Congressman Keller discusses bipartisan Nurses CARE Act during roundtable with PA Health Care Association
Washington, D.C. – Congressman Fred Keller (R-PA) today joined Congresswoman Susan Wild (PA-07) and an industry coalition led by Zach Shamberg, President and CEO of the Pennsylvania Health Care Association (PHCA), to discuss ways to strengthen the health care workforce and ensure long-term facilities have the tools they need to continue caring for senior citizens.
(Click to watch the full event)
Representatives from ProMedica Senior Care East Division, ProMedica Senior Care, Bedrock Care, Country Meadows Retirement Communities, and the Greater Susquehanna Valley Chamber of Commerce also participated in the discussion.
The COVID-19 pandemic has posed significant challenges for delivering health care in congregate settings. Without the service of the over 4,000 temporary nurse aides (TNAs) who have joined the workforce in Pennsylvania since COVID-19 began, the negative effects of this pandemic would have been even greater.
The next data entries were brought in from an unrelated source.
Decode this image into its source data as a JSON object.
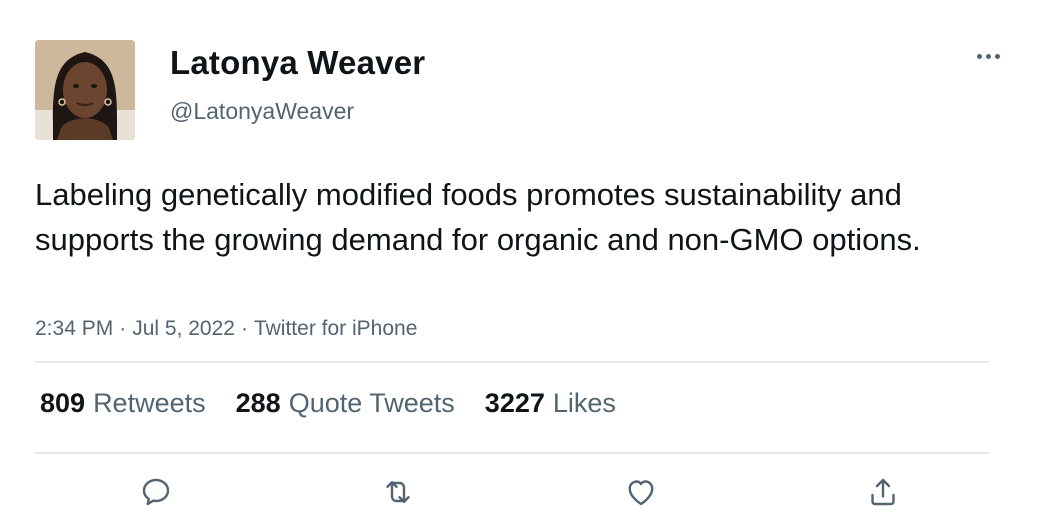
{
  "tweet": {
    "author": {
      "display_name": "Latonya Weaver",
      "handle": "@LatonyaWeaver"
    },
    "text": "Labeling genetically modified foods promotes sustainability and supports the growing demand for organic and non-GMO options.",
    "time": "2:34 PM",
    "date": "Jul 5, 2022",
    "source": "Twitter for iPhone",
    "separator": "·"
  },
  "stats": [
    {
      "count": "809",
      "label": "Retweets"
    },
    {
      "count": "288",
      "label": "Quote Tweets"
    },
    {
      "count": "3227",
      "label": "Likes"
    }
  ],
  "icons": {
    "more": "more-horizontal-icon",
    "reply": "reply-icon",
    "retweet": "retweet-icon",
    "like": "heart-icon",
    "share": "share-icon"
  },
  "colors": {
    "text_primary": "#0f1419",
    "text_secondary": "#536471",
    "divider": "#e6e9ec"
  }
}
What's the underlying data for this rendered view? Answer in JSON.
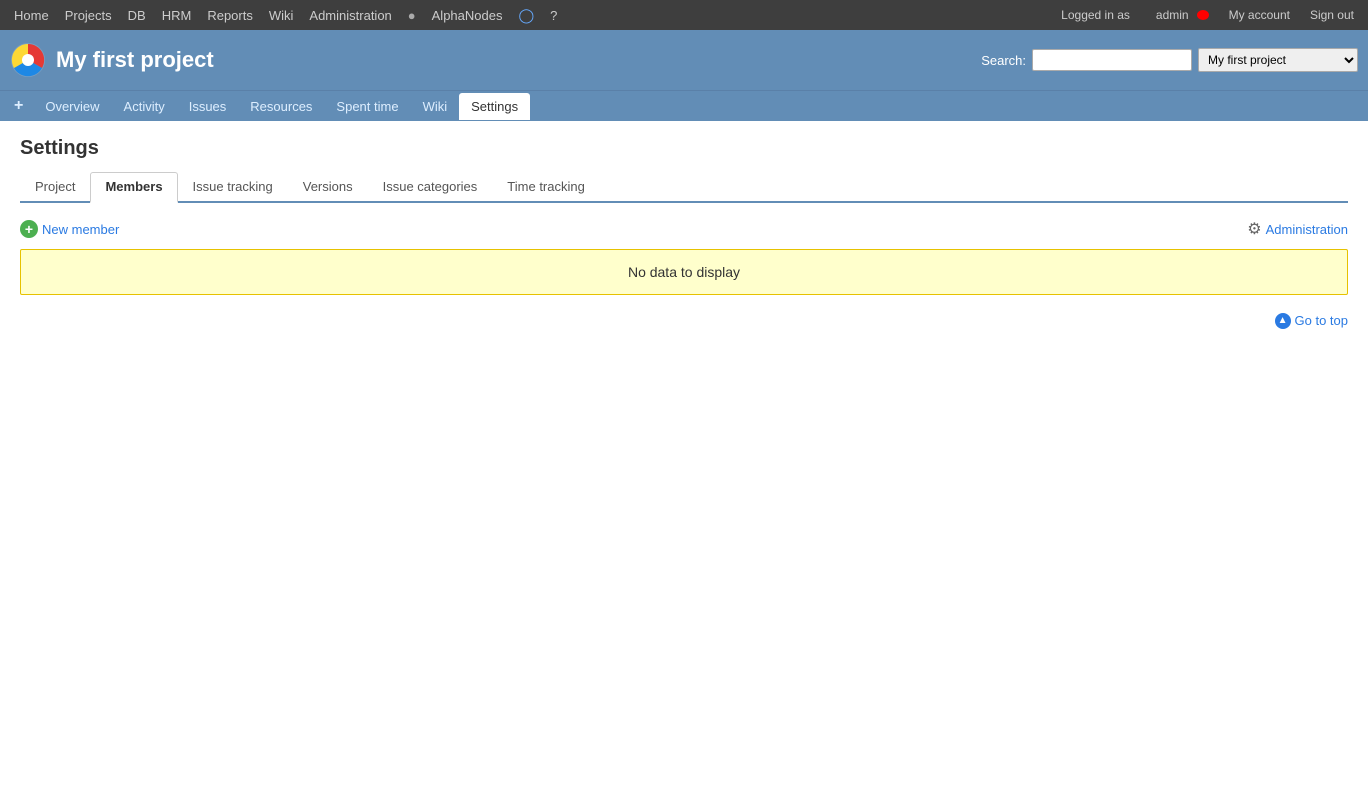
{
  "topnav": {
    "items": [
      {
        "label": "Home",
        "id": "home"
      },
      {
        "label": "Projects",
        "id": "projects"
      },
      {
        "label": "DB",
        "id": "db"
      },
      {
        "label": "HRM",
        "id": "hrm"
      },
      {
        "label": "Reports",
        "id": "reports"
      },
      {
        "label": "Wiki",
        "id": "wiki"
      },
      {
        "label": "Administration",
        "id": "administration"
      }
    ],
    "alphanodes_label": "AlphaNodes",
    "help_label": "?",
    "logged_in_as": "Logged in as",
    "user": "admin",
    "my_account": "My account",
    "sign_out": "Sign out"
  },
  "project": {
    "title": "My first project",
    "search_label": "Search:",
    "search_placeholder": "",
    "search_scope": "My first project"
  },
  "project_nav": {
    "plus": "+",
    "items": [
      {
        "label": "Overview",
        "id": "overview",
        "active": false
      },
      {
        "label": "Activity",
        "id": "activity",
        "active": false
      },
      {
        "label": "Issues",
        "id": "issues",
        "active": false
      },
      {
        "label": "Resources",
        "id": "resources",
        "active": false
      },
      {
        "label": "Spent time",
        "id": "spent-time",
        "active": false
      },
      {
        "label": "Wiki",
        "id": "wiki",
        "active": false
      },
      {
        "label": "Settings",
        "id": "settings",
        "active": true
      }
    ]
  },
  "settings": {
    "page_title": "Settings",
    "tabs": [
      {
        "label": "Project",
        "id": "project",
        "active": false
      },
      {
        "label": "Members",
        "id": "members",
        "active": true
      },
      {
        "label": "Issue tracking",
        "id": "issue-tracking",
        "active": false
      },
      {
        "label": "Versions",
        "id": "versions",
        "active": false
      },
      {
        "label": "Issue categories",
        "id": "issue-categories",
        "active": false
      },
      {
        "label": "Time tracking",
        "id": "time-tracking",
        "active": false
      }
    ],
    "new_member_label": "New member",
    "administration_label": "Administration",
    "no_data_label": "No data to display",
    "go_to_top_label": "Go to top"
  }
}
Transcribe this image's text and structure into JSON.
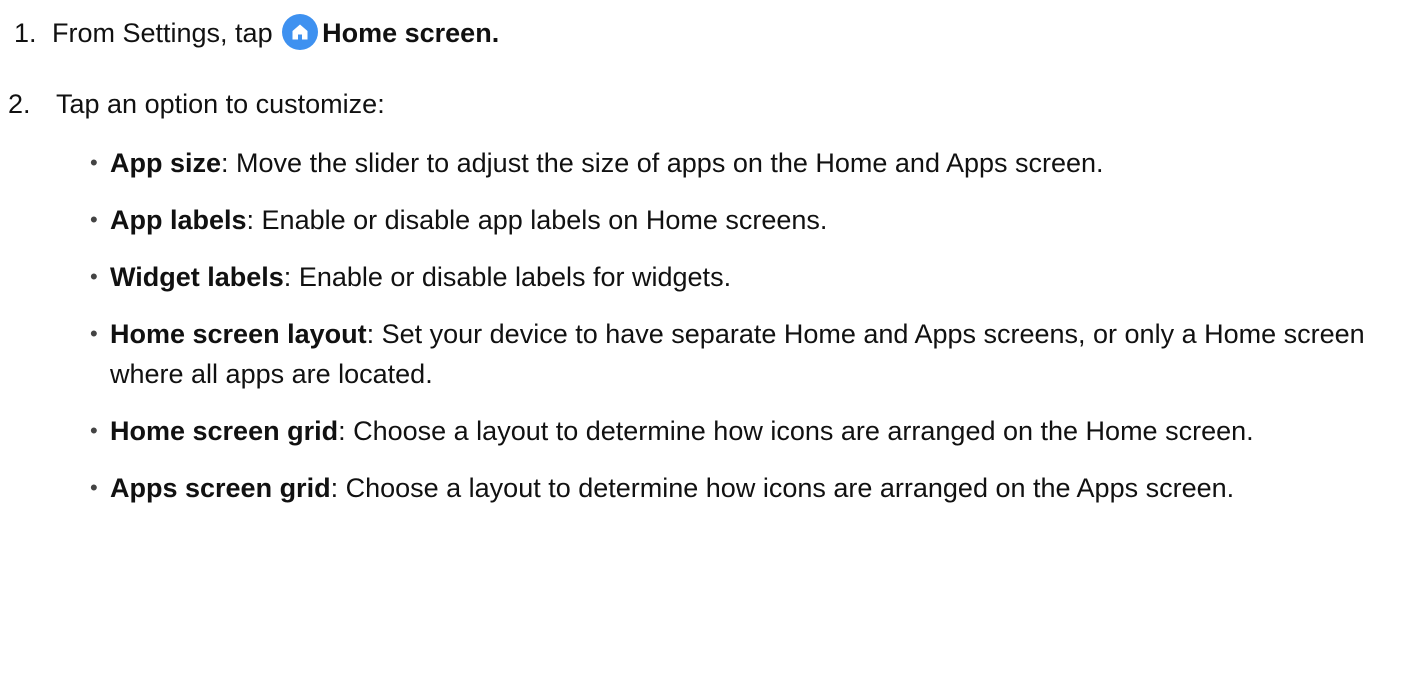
{
  "steps": [
    {
      "number": "1.",
      "text_before": "From Settings, tap",
      "icon": "home-icon",
      "bold_text": "Home screen."
    },
    {
      "number": "2.",
      "text": "Tap an option to customize:"
    }
  ],
  "options": [
    {
      "label": "App size",
      "separator": ":",
      "description": " Move the slider to adjust the size of apps on the Home and Apps screen."
    },
    {
      "label": "App labels",
      "separator": ":",
      "description": " Enable or disable app labels on Home screens."
    },
    {
      "label": "Widget labels",
      "separator": ":",
      "description": " Enable or disable labels for widgets."
    },
    {
      "label": "Home screen layout",
      "separator": ":",
      "description": " Set your device to have separate Home and Apps screens, or only a Home screen where all apps are located."
    },
    {
      "label": "Home screen grid",
      "separator": ":",
      "description": " Choose a layout to determine how icons are arranged on the Home screen."
    },
    {
      "label": "Apps screen grid",
      "separator": ":",
      "description": " Choose a layout to determine how icons are arranged on the Apps screen."
    }
  ],
  "colors": {
    "icon_background": "#3e91f0",
    "text": "#111111"
  }
}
During the discussion, Congressman Keller highlighted the importance of passing the Nurses CARE Act—legislation he introduced with Congresswoman Wild to enable TNAs to retain their certification status after the COVID-19 emergency declaration has been lifted.
Specifically, the Nurses CARE Act provides states the flexibility to offer on-the-job experience as a partial substitute for certification courses and other evaluations, thereby preventing critical workforce shortages among America’s health care providers.
On the roundtable, Congressman Keller made the following statement:
“Thank you to Congresswoman Wild, the Pennsylvania Health Care Association, health care professionals, and business leaders for your partnership to make sure we protect our seniors and staff at long-term care facilities. We owe nurse aides and other healthcare workers a debt of gratitude, and I am confident that today’s discussion is a step in the right direction in preventing workforce shortages and increasing the amount of qualified frontline workers to care for our loved ones in long-term care.”